Wissensordnung und Emanzipation
In der Sektion »Emanzipatorische Potenziale der Wissensgesellschaft« (EPOWI) stellen wir uns die Frage: »was ist eigentlich das Revolutionäre« bzw. das »Emanzipatorische« an der sogenannten »digitalen Revolution«? Wer sind die Subjekte dieser Transformation und was ist ihr Gegenstand? Wir knüpfen an die Beobachtung an, dass die Wissensformation der Gesellschaft sich insofern an einem Kreuzweg befindet, als gegenwärtig Weichenstellungen erfolgen, die darüber entscheiden, ob die Potenziale der Informations- und Kommunikationstechnologien genutzt werden, um mehr Selbstbestimmung der Individuen und größere Transparenz der anonymen Systeme der Macht herzustellen, oder aber eher umgekehrt eine stärkere Kontrolle der Bürger durch Sammlung und Auswertung der Daten, die sie bei all ihren Handlungen hinterlassen. Darüber hinaus stellt sich die Frage, inwieweit der freien gemeinschaftlichen Verfügung zugänglich sein wird, oder aber immer mehr zu einer Ware wird, die proprietären Prinzipien und ökonomischen Kalkülen unterworfen sein wird.
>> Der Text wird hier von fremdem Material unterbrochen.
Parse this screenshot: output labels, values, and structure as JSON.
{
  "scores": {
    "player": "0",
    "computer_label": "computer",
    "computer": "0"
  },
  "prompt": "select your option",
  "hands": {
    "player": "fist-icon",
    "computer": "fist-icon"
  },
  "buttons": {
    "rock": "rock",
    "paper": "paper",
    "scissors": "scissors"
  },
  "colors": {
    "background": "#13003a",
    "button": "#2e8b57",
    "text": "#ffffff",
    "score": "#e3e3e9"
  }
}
Es geht uns u.a. darum, den gegenwärtigen durch die rasante Entwicklung der Informations- und Kommunikationstechnologien ausgelösten oder zumindest beflügelten Transitionsprozess, in dem sich die moderne Gesellschaft befindet, zu verstehen. Wir greifen die vielerorts vertretene These auf, dass die gegenwärtig zu beobachtende Transition in einen gesellschaftlichen Zustand führt, der “Wissensgesellschaft” bezeichnet werden kann und fragen nach der sozialen Qualiät eines solchen Transitionsprozesses gemessen an einer emanzipatorischen Entwicklung.
Für diesen Verstehensprozess greifen wir auch eine Reihe von historischen Beispielen auf. Am Beispiel des Umbruchs von der Aufklärung zur Romantik wird exemplarisch nachgezeichnet, wie sich Diskurskonstellationen verändern und so letztlich zu einer neuen Wissensordnung führen können. Anhand ausgewählter Literaturstellen wird der Wandel in den Diskursen von Philosophie, Epistemologie, Politik und Kunst herausgearbeitet und in eine Beziehung gesetzt zu den Debatten, wie sie im Diskurs um die sogenannte »Postmoderne« geführt werden und zu den aktuellen Veränderungen der gesellschaftlichen Kommunikationsverhältnisse, wie wir sie gegenwärtigen im Zuge der sogenannten »digitalen Revolution« beobachten.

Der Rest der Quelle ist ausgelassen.